Looking forward to your answer.
Best,
Ivan
The issue persist, now i ran the provided resource file directly. All previous codes ran well.
Hi Olanike!
After investigating the problem, it appears that this error may be associated with the most recent releases of pandas. I suggest considering a downgrade of the pandas package, such as reverting to version 1.3.5. By doing so, the code will likely function as expected.
So, open Anaconda Prompt and execute:pip install pandas==1.3.5
After that, apply Kernel >> Restart & Clear Output in Jupyter and re-run all codecells in the Notebook.
Hope this helps.
Best,
Ivan
Will downgrading the version not affect the running of other codes requiring the latest version?
The version of pandas I currently have is 2.1.2 and the latest pandas version is 2.1.4.
Or would you suggest I upgrade back once I can confirm this code runs?

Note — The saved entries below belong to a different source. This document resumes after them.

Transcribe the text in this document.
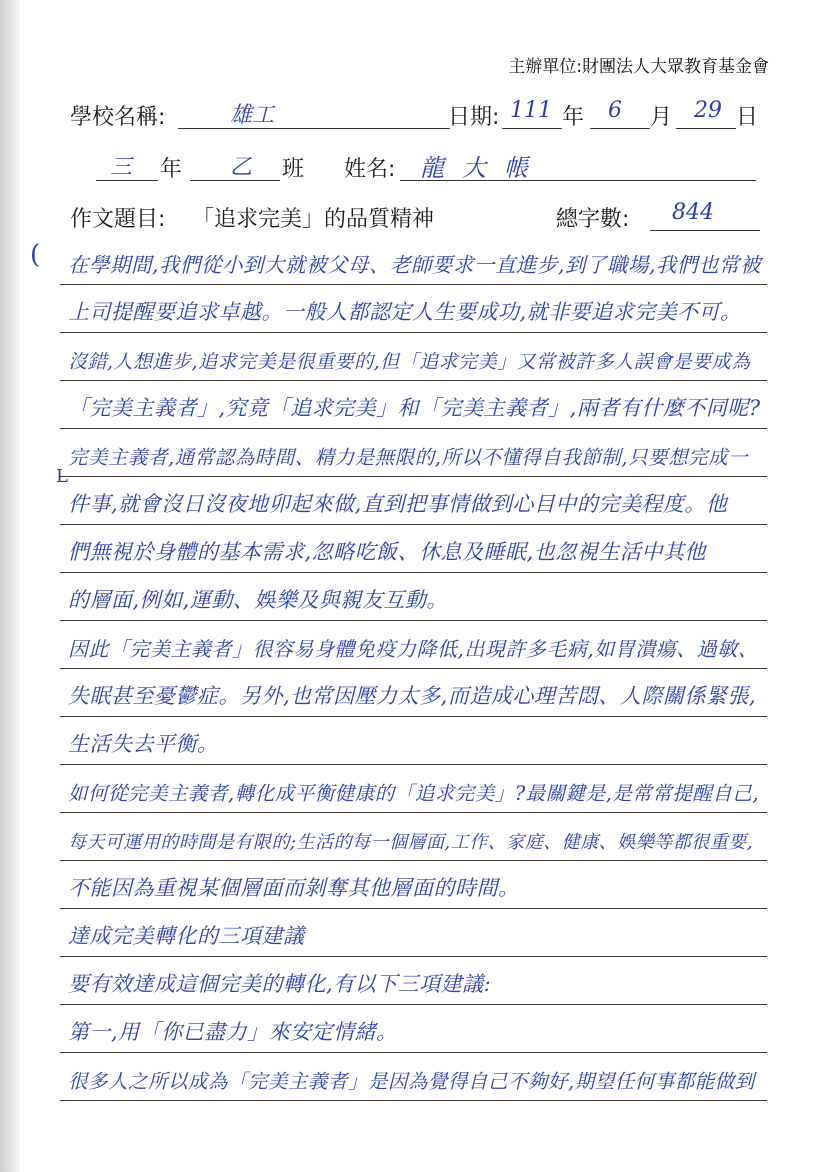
主辦單位:財團法人大眾教育基金會
學校名稱:	雄工	日期: 111 年 6 月 29 日
三 年 乙 班 姓名: 龍大帳
作文題目: 「追求完美」的品質精神	總字數: 844
(
L
在學期間,我們從小到大就被父母、老師要求一直進步,到了職場,我們也常被
上司提醒要追求卓越。一般人都認定人生要成功,就非要追求完美不可。
沒錯,人想進步,追求完美是很重要的,但「追求完美」又常被許多人誤會是要成為
「完美主義者」,究竟「追求完美」和「完美主義者」,兩者有什麼不同呢?
完美主義者,通常認為時間、精力是無限的,所以不懂得自我節制,只要想完成一
件事,就會沒日沒夜地卯起來做,直到把事情做到心目中的完美程度。他
們無視於身體的基本需求,忽略吃飯、休息及睡眠,也忽視生活中其他
的層面,例如,運動、娛樂及與親友互動。
因此「完美主義者」很容易身體免疫力降低,出現許多毛病,如胃潰瘍、過敏、
失眠甚至憂鬱症。另外,也常因壓力太多,而造成心理苦悶、人際關係緊張,
生活失去平衡。
如何從完美主義者,轉化成平衡健康的「追求完美」?最關鍵是,是常常提醒自己,
每天可運用的時間是有限的;生活的每一個層面,工作、家庭、健康、娛樂等都很重要,
不能因為重視某個層面而剝奪其他層面的時間。
達成完美轉化的三項建議
要有效達成這個完美的轉化,有以下三項建議:
第一,用「你已盡力」來安定情緒。
很多人之所以成為「完美主義者」是因為覺得自己不夠好,期望任何事都能做到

You can proceed with downgrading to pandas version 1.3.5 for the current project. If the code works as expected and there are no compatibility issues with other projects, you can leave it at that version. However, if you encounter issues in other projects, you may consider upgrading back to the latest version for those projects.
Alternatively, you can create a virtual environment for the specific project with pandas version 1.3.5. This allows you to isolate the environment and install the required version of pandas without affecting the global Python installation. Other projects that require the latest pandas version can continue to use it in their separate environments.
For now, I suggest you go with option 1, as you can upgrade pandas again at any time.
Best,
Ivan
Downgrading was unsuccessful.
Hi Olanike!
Newer versions of pandas often have pre-built wheels available for various platforms, which is likely why you were able to install version 2.1.2 without needing to compile anything. For older versions like 1.3.5, if a pre-built wheel is not available for your specific setup, Python's pip will attempt to build the package from source, which requires the C++ build tools.
What I suggest you do is the following:
1. Uninstall your current version of pandas.
pip uninstall pandas
2. Install Microsoft Visual C++ Build Tools.
You can download the Build Tools for Visual Studio from the Microsoft website. Make sure to select the C++ build tools during installation.
3. Update setuptools and wheel.
pip install --upgrade setuptools wheel
4. Install pandas.
pip install pandas==1.3.5
Alternatively, let me remind you of the option to create a clean environment with this version of pandas. You can create a new environment in Anaconda with a specific pandas version using the following code:
conda create -n new_env_name pandas=1.3.5
This creates a new environment named new_env_name
with pandas 1.3.5. You can then activate this environment and work within it:
conda activate new_env_name
I apologize for the challenges you're facing and I'm hopeful that we'll be able to resolve them together shortly.
Best,
Ivan
This is the solution without having to downgrade Pandas as suggested by Ivan.
sales_data.groupby('TimeZone').mean(numeric_only=True)